Here’s a breakdown of the money collected thus far and where it went.  (I’ve decided not to include the names of families because of privacy concerns, but for those of you who donated, I will send you their names and story when I pass out ‘thank you’ cards in the next few days when, or if, life slows down.)


Everyone on this list has lost at least their house.  Some have lost their house and car.  Others have lost their house, car, and job.


-Alumni of Villanova who lost her home ($870)

-21-year-old couple from Hawaiian Village ($400)

-Brazilian family of four from the east end of Ventura ($1,600)

-Single mother of two in Ojai ($1,000)

-Family of two on the east end of Ventura ($200)

-Family of two on the east end ($200)

-Couple from Walden surf shop ($335)

-Elderly couple from Santa Paula ($500)

-A brother and sister who each lost their house on the east end of Ventura ($500)

-A farm worker and his family in Upper Ojai ($1,000)

- Single woman who lived in the Harbor View apartments ($400)

*-11 Families who lived (and worked) on a farm in Santa Paula ($1,510)


The families who lived on the farm in Santa Paula is where Rhandi and I are currently extending our influence and resources.  I am not asking anything else from this group, but if anyone has any other resources to share, please, please, reach out to me.  My email is Galetto.brian@gmail.com and my Instagram handle is Galetto.b.  Rhandi's contact information is lachanrh@gmail.com and her Facebook page is Rhandi LaChance.

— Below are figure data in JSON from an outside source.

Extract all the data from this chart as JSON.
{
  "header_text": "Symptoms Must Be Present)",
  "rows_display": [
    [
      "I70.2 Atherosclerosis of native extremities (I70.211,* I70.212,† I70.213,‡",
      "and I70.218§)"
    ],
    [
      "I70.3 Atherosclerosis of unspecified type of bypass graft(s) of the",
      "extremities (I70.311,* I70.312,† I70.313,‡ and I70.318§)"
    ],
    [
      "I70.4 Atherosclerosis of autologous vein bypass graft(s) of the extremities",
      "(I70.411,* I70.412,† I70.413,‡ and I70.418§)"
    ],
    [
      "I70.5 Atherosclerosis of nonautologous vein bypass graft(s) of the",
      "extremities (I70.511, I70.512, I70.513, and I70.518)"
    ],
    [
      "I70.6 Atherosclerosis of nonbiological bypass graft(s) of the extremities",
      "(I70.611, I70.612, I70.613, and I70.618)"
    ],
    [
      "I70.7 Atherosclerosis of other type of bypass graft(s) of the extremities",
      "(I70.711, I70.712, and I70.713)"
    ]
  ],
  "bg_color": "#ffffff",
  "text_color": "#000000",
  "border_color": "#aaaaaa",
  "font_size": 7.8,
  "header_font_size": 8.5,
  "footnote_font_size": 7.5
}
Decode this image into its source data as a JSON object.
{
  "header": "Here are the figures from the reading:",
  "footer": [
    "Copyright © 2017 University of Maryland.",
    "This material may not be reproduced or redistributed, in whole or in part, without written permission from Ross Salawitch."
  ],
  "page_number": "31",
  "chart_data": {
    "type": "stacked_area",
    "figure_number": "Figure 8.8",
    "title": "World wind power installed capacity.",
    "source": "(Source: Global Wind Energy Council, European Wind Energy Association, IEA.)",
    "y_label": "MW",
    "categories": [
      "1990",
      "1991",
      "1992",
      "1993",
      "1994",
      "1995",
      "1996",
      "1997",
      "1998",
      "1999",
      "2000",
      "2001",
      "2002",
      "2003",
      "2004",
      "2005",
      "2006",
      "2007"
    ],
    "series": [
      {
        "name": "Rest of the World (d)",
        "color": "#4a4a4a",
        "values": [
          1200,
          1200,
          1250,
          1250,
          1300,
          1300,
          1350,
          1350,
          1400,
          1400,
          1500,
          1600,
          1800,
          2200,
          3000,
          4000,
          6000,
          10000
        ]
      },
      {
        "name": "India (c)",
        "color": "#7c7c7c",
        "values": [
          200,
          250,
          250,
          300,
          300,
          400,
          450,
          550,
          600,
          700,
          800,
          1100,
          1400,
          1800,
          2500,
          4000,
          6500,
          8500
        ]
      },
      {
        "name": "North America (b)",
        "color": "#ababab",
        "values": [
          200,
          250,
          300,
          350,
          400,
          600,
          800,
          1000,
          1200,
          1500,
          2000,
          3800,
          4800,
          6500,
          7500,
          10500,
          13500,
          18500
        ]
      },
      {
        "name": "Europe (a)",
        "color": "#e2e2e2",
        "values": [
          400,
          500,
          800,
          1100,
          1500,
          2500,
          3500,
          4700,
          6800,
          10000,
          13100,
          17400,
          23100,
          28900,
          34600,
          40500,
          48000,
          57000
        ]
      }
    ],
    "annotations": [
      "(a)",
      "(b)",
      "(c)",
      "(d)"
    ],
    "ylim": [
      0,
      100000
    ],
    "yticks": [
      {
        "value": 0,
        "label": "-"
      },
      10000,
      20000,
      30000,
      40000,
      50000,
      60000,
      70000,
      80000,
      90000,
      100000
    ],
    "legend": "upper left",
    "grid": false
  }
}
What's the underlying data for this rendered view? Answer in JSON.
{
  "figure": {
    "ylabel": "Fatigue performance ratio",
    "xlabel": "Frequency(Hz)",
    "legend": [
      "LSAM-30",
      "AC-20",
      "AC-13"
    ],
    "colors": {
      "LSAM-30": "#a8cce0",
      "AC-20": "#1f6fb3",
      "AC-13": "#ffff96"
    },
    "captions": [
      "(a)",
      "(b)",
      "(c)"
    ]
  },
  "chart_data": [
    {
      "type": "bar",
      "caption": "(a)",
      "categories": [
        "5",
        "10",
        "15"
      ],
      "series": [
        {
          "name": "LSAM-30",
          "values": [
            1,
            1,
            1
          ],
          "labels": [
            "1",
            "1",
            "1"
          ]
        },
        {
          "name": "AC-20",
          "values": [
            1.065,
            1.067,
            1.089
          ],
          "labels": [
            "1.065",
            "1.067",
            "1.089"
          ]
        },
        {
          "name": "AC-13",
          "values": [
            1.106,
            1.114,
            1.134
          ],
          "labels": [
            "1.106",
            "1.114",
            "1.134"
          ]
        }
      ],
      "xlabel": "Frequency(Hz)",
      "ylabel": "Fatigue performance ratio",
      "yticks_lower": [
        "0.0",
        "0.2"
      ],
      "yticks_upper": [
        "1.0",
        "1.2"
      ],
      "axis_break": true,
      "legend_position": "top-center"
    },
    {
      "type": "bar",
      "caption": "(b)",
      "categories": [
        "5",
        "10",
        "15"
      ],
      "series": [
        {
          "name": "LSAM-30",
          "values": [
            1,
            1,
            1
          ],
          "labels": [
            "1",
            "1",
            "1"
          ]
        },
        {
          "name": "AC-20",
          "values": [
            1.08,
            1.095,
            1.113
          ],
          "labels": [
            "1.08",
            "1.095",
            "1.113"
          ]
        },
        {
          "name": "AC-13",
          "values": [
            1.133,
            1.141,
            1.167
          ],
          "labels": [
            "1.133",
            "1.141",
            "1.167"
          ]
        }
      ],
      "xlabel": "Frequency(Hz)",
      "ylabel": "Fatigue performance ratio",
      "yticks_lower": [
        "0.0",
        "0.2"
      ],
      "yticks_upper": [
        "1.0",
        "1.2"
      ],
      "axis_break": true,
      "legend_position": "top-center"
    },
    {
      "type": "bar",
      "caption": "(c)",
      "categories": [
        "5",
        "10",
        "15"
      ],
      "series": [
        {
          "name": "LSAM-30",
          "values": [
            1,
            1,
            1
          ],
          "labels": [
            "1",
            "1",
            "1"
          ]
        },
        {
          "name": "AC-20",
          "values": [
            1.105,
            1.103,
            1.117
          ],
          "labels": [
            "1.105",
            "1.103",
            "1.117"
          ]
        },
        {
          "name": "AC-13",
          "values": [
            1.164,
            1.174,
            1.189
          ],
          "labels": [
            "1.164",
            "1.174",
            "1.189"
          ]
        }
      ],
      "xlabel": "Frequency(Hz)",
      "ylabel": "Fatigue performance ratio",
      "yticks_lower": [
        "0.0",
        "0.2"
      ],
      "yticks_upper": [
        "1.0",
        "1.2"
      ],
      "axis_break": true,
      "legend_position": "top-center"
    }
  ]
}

The road to recovery is long and daunting.  However, the support shown from all of you has absolutely helped. Through all the email checking and searching the web this week, I’ll leave you with a favorite quote of mine from Master Sheng Yen, which perfectly sums up this entire relief effort: “When out of gratitude we use our candle to light other people’s candles, the whole room gets brighter. This is why we transfer merit to others. This kind of light is continuous and inexhaustible.”